Bloomberg CityLab recently reviewed some nationwide efforts that law enforcement and AAPI community partners are engaged in combating hate crimes and violence. 

“The most powerful thing a police officer could do is get to know us, the AAPI community. Some might look at us and automatically assume we are a problem. Look beyond the stereotype and get to know us as people.”  

— Darin Mano, Salt Lake City Councilmember


What Healthcare Systems Can Do

  • Translate and interpret information in many AAPI languages to ensure proper care is given.
  • Disaggregate data among AAPI communities to provide a complete overview of the health disparities that exist.
  • Provide mental and behavioral health services that are responsive to cultural experiences.
  • Invest in community health workers that relate to, are trusted by, and belong to AAPI communities to address health education and care access at the grassroot level.

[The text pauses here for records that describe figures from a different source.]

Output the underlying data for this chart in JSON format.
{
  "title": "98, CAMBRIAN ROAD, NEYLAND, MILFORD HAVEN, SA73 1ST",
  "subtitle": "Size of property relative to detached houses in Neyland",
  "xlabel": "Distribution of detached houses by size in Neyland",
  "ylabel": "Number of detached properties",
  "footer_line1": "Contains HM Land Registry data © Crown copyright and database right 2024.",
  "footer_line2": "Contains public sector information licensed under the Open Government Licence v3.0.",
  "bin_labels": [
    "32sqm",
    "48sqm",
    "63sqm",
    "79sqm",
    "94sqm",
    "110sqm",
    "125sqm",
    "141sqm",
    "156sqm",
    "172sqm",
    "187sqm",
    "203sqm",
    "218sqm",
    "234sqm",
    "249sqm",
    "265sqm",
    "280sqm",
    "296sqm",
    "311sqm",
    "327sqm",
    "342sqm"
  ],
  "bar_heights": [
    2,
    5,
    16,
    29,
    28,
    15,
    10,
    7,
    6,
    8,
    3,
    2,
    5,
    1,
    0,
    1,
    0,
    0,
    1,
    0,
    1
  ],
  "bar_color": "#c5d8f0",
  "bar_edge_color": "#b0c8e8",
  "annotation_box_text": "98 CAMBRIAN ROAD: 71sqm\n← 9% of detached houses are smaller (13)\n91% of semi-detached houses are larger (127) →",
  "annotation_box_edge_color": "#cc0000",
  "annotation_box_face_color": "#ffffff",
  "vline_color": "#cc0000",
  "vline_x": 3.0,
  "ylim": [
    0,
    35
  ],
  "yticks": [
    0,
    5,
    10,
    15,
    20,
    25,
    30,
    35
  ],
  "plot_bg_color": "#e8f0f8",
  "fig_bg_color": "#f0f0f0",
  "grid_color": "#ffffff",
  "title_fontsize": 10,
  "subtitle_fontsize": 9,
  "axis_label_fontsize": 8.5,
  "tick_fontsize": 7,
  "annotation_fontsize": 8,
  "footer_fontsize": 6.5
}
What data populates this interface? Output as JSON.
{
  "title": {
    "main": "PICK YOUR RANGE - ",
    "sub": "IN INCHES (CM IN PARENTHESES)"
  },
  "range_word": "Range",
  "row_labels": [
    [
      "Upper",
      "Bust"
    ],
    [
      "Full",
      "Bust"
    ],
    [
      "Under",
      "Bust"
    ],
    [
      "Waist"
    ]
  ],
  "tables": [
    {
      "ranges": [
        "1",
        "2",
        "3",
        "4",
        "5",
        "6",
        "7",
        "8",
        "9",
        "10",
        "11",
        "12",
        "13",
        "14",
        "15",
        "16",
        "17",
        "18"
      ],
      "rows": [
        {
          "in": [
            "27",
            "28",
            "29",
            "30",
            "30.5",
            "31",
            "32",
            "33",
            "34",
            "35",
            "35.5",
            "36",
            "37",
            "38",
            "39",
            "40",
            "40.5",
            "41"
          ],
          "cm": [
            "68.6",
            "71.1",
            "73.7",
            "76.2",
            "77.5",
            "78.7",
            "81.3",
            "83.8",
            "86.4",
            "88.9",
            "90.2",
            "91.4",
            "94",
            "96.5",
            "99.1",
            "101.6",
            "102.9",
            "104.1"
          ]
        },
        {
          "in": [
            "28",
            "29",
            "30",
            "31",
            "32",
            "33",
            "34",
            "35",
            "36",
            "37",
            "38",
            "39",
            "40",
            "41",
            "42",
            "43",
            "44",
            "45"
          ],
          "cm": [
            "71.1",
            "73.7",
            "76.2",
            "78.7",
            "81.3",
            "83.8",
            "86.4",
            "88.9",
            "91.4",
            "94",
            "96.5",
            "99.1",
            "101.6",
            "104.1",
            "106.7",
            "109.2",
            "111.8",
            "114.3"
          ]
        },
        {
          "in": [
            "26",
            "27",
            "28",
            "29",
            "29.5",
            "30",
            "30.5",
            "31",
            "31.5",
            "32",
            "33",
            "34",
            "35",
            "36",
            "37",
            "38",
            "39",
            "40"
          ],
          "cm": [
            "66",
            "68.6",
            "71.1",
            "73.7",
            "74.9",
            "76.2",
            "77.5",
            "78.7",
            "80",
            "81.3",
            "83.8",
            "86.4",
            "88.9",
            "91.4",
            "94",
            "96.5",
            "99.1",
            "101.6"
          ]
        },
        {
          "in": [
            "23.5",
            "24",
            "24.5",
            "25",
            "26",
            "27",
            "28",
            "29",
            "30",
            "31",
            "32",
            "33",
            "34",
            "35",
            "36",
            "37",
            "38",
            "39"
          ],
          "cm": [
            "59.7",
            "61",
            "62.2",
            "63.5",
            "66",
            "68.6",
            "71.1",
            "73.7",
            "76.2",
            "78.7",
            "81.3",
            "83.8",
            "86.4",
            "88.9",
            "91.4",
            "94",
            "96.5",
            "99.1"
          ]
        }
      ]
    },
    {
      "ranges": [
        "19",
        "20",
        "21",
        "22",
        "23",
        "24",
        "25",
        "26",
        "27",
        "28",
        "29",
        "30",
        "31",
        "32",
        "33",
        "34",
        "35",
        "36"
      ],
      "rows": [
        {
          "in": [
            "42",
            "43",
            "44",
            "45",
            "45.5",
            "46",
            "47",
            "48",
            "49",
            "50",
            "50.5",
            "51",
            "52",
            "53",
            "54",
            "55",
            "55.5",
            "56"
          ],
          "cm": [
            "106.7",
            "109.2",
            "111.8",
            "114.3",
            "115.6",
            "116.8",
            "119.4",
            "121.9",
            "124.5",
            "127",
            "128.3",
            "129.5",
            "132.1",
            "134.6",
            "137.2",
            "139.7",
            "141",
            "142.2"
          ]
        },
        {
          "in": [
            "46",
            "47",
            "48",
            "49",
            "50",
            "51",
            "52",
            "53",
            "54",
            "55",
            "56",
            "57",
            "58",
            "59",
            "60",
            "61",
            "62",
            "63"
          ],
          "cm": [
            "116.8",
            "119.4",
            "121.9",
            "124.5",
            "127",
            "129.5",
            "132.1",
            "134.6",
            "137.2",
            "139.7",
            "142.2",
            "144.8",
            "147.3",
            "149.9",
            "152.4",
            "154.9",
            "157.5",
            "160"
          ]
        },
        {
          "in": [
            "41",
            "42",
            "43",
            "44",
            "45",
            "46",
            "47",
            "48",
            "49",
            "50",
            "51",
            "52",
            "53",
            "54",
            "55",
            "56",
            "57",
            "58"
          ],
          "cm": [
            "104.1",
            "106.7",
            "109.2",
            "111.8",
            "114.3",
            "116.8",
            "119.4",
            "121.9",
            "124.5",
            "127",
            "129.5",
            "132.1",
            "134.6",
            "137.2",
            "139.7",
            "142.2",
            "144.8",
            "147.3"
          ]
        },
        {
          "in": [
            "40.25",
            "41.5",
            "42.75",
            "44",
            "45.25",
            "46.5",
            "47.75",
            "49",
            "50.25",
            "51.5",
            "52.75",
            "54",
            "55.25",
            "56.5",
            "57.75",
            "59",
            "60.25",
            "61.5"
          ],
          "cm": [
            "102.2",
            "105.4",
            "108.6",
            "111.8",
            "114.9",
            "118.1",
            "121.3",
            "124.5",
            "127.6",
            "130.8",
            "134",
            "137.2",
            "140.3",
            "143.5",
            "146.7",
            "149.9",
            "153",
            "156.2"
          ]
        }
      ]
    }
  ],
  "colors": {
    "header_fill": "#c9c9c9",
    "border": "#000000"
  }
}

Centering young, emerging AAPI  healthcare workers and their experiences, can also bring about effective change. Learn more about how medicine and healthcare systems can actively listen to frontline needs. 

“Healthcare systems and organizations can do more to combat API hate by diversifying their staff from top to bottom who can contribute to the development of their policies and procedures, as well as provide education on best practices in serving underserved communities…We need to remember why we serve, who we serve and how we serve. And it all should be the same no matter what race, color or gender you are.”

— Oreta Tupola, Community Health Worker


What Non-Profits Can Do

  • Partner with AAPI organizations to determine where support is needed within the local community.
  • Engage in fundraising opportunities to support AAPI groups.
  • Expand board membership to include members of the AAPI community and specifically those who are not traditionally represented.
  • Assess grant application processes to remove barriers that inhibit participation from AAPI communities and other underrepresented groups.

A leading non-profit, #StopAAPI Hate, models how organizations can engage authentically to build trust with communities and co-create resources and solutions. 

“Our community organizations and nonprofits need to question themselves: how do Asians and Pacific Islanders exist in our organization? We need to stop erasing Asians and Pacific Islanders and their leadership, skills, and contributions; instead, we must acknowledge, address, and uplift Asian and Pacific Islander people to be at the forefront—in key decision-making roles. We need to resist the urge to only invite Pacific Islanders and Asians when we need food or entertainment and rather recognize our communities for the wisdom and knowledge they maintain.”

— Emilio Manuel Camu (OCA Asian Pacific Islander American Advocates: Utah Chapter)


What YOU Can Do

Change requires systemic-level dedication, but it is fueled by individual commitment and our ability to truly see each other in dignified ways. This allows for a transition from awareness to action.  Grace Lee Boggs, a Chinese-American author and social activist, once said, “Movements are born of critical connections.” We encourage all Utahns to show solidarity with AAPI communities and confront systemic gaps in order to stop hate and foster connections that build healing and community.  

Movements are born of critical connections.